La prohibición de fumar está
generando discusiones a granel. Y los debates televisados al
respecto están a la orden del día. Lo cual, debido a que fui
un niño nacido en la posguerra, me ha hecho recordar las
dificultades que tenían los pobres, que eran mayoría
absoluta, para fumar en aquellos entonces. Pues el tabaco se
racionaba y dada la hambruna existente, los poseedores de la
cartilla de racionamiento no tenían más remedio que vender
su cupo para obtener unas perras con las que poder poner la
olla durante unos días. Luego, en vista de que quedaban
sometidos al mono clásico de los enviciados en el arte de
tragarse los humos, compraban cigarros sueltos. Pero
pagándolos a un precio superior. Aunque a plazos. Tampoco
faltaban los que, amparándose en la noche, recogían las
colillas que otros iban tirando.
En mis primeros años de bachiller, casi todos mis compañeros
de clase fumaban cigarrillos de matalahúva. Y lo hacían, a
escondidas, en las afueras de la ciudad. Una vez, para no
desentonar, di dos o tres caladas a un pitillo y me sentí
mareado y preso de un sudor frío muy desagradable. Y juré
que nunca más fumaría. Eso sí, siempre soporté con
estoicidad mi situación de fumador pasivo. Así que jamás
emití la menor queja cuando me tocó verme rodeado de
fumadores por doquier. Cierto es que la práctica del fútbol,
desde que pude mantenerme en pie, me hizo mucho bien para no
caer en la tentación de echarme a pecho el humo del tabaco.
Que era la frase que más se oía entre los fumadores
incipientes. Como fiel demostración de que ya dominaban el
arte de fumar.
Porque saber fumar, lo que se dice fumar con arte, no es
tarea fácil. Por tal motivo, un día le dije a Sara
Montiel, cuando estaba casada con Pepe Tous,
editor de ‘Última Hora’, periódico vespertino de Mallorca,
que yo me caí de boca por ella viéndola fumar en pipa en el
‘Último Cuplé’. Y diciendo lo de fumar es un placer, genial,
sensual. Y Sara, ante la presencia de su marido y de
Antonio Seguí, constructor y presidente del equipo
bermellón, se reía de mi requiebro.
Todavía, después de muchos años transcurridos, a mí me sigue
encantando ver a una señora fumar con ese estilo
inconfundible que tienen las señoras que saben hacer de tal
vicio un ejercicio tan atractivo. Confieso que soy muy dado
a observarlas. Y mucho más si son capaces de saber estar
sentadas como mandan los cánones de la mejor distinción.

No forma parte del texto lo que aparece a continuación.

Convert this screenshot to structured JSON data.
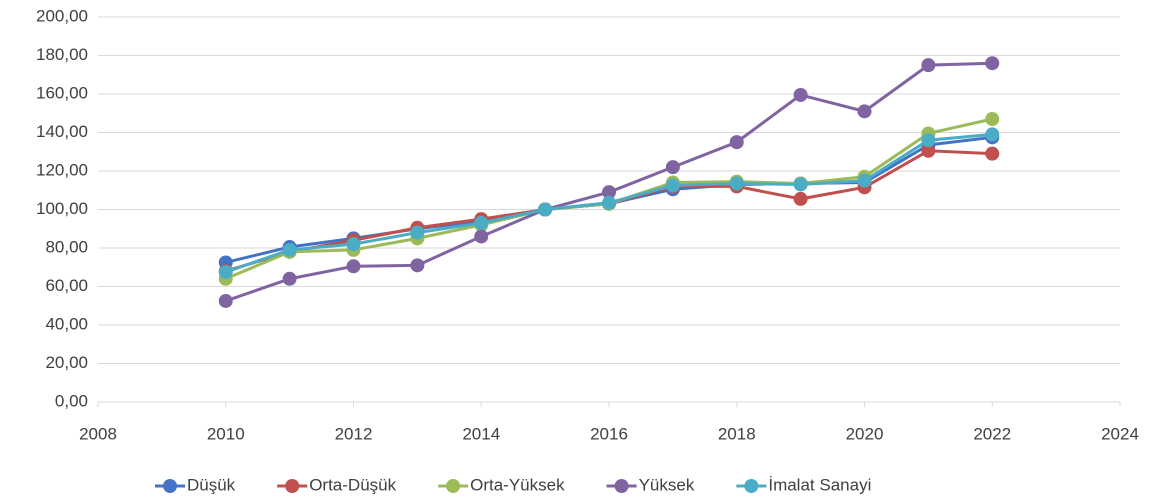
{
  "chart_data": {
    "type": "line",
    "xlim": [
      2008,
      2024
    ],
    "xticks": [
      2008,
      2010,
      2012,
      2014,
      2016,
      2018,
      2020,
      2022,
      2024
    ],
    "ylim": [
      0,
      200
    ],
    "yticks": [
      {
        "value": 0,
        "label": "0,00"
      },
      {
        "value": 20,
        "label": "20,00"
      },
      {
        "value": 40,
        "label": "40,00"
      },
      {
        "value": 60,
        "label": "60,00"
      },
      {
        "value": 80,
        "label": "80,00"
      },
      {
        "value": 100,
        "label": "100,00"
      },
      {
        "value": 120,
        "label": "120,00"
      },
      {
        "value": 140,
        "label": "140,00"
      },
      {
        "value": 160,
        "label": "160,00"
      },
      {
        "value": 180,
        "label": "180,00"
      },
      {
        "value": 200,
        "label": "200,00"
      }
    ],
    "grid": true,
    "legend": "bottom",
    "x": [
      2010,
      2011,
      2012,
      2013,
      2014,
      2015,
      2016,
      2017,
      2018,
      2019,
      2020,
      2021,
      2022
    ],
    "series": [
      {
        "name": "Düşük",
        "color": "#4472c4",
        "values": [
          72.5,
          80.5,
          85,
          90,
          94,
          100,
          103,
          110.5,
          113,
          113.5,
          114,
          133.5,
          137.5
        ]
      },
      {
        "name": "Orta-Düşük",
        "color": "#c0504d",
        "values": [
          68,
          78,
          84,
          90.5,
          95,
          100,
          103,
          112,
          112,
          105.5,
          111.5,
          130.5,
          129
        ]
      },
      {
        "name": "Orta-Yüksek",
        "color": "#9bbb59",
        "values": [
          64,
          78,
          79,
          85,
          92,
          100,
          103,
          114,
          114.5,
          113.5,
          117,
          139.5,
          147
        ]
      },
      {
        "name": "Yüksek",
        "color": "#8064a2",
        "values": [
          52.5,
          64,
          70.5,
          71,
          86,
          100,
          109,
          122,
          135,
          159.5,
          151,
          175,
          176
        ]
      },
      {
        "name": "İmalat Sanayi",
        "color": "#4bacc6",
        "values": [
          67.5,
          79,
          82,
          88,
          93,
          100,
          103.5,
          112.5,
          113.5,
          113,
          115,
          136,
          139
        ]
      }
    ]
  }
}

A mí me tocó vivir una época en la cual, amén de los actores
de cine y teatro, toreros y otras personas pertenecientes a
profesiones donde los nervios abundan, fumaban los
entrenadores de fútbol. Los había que se quemaban durante
los partidos. Y era peligroso sentarse con ellos en el
banquillo. Fumaban y encima llegaban ebrios a la cita.
Estimulados en exceso para evitar los nervios que a veces le
hacían perder la noción del tiempo y del sitio en el cual
estaban. De esos entrenadores, algunos tenidos por grandes,
podría contar anécdotas que harían las delicias de los
lectores. Por más que en ellas estarán siempre presentes los
dramas de los que decidieron vivir de una profesión a la que
acudían drogados para resistir el envite. La costumbre de
fumar en los banquillos se perdió. También se ha perdido el
imaginar sobre la marcha para resolver los problemas que van
surgiendo durante los partidos. Y no creo que sea debido a
ninguna ley contra la sapiencia futbolística.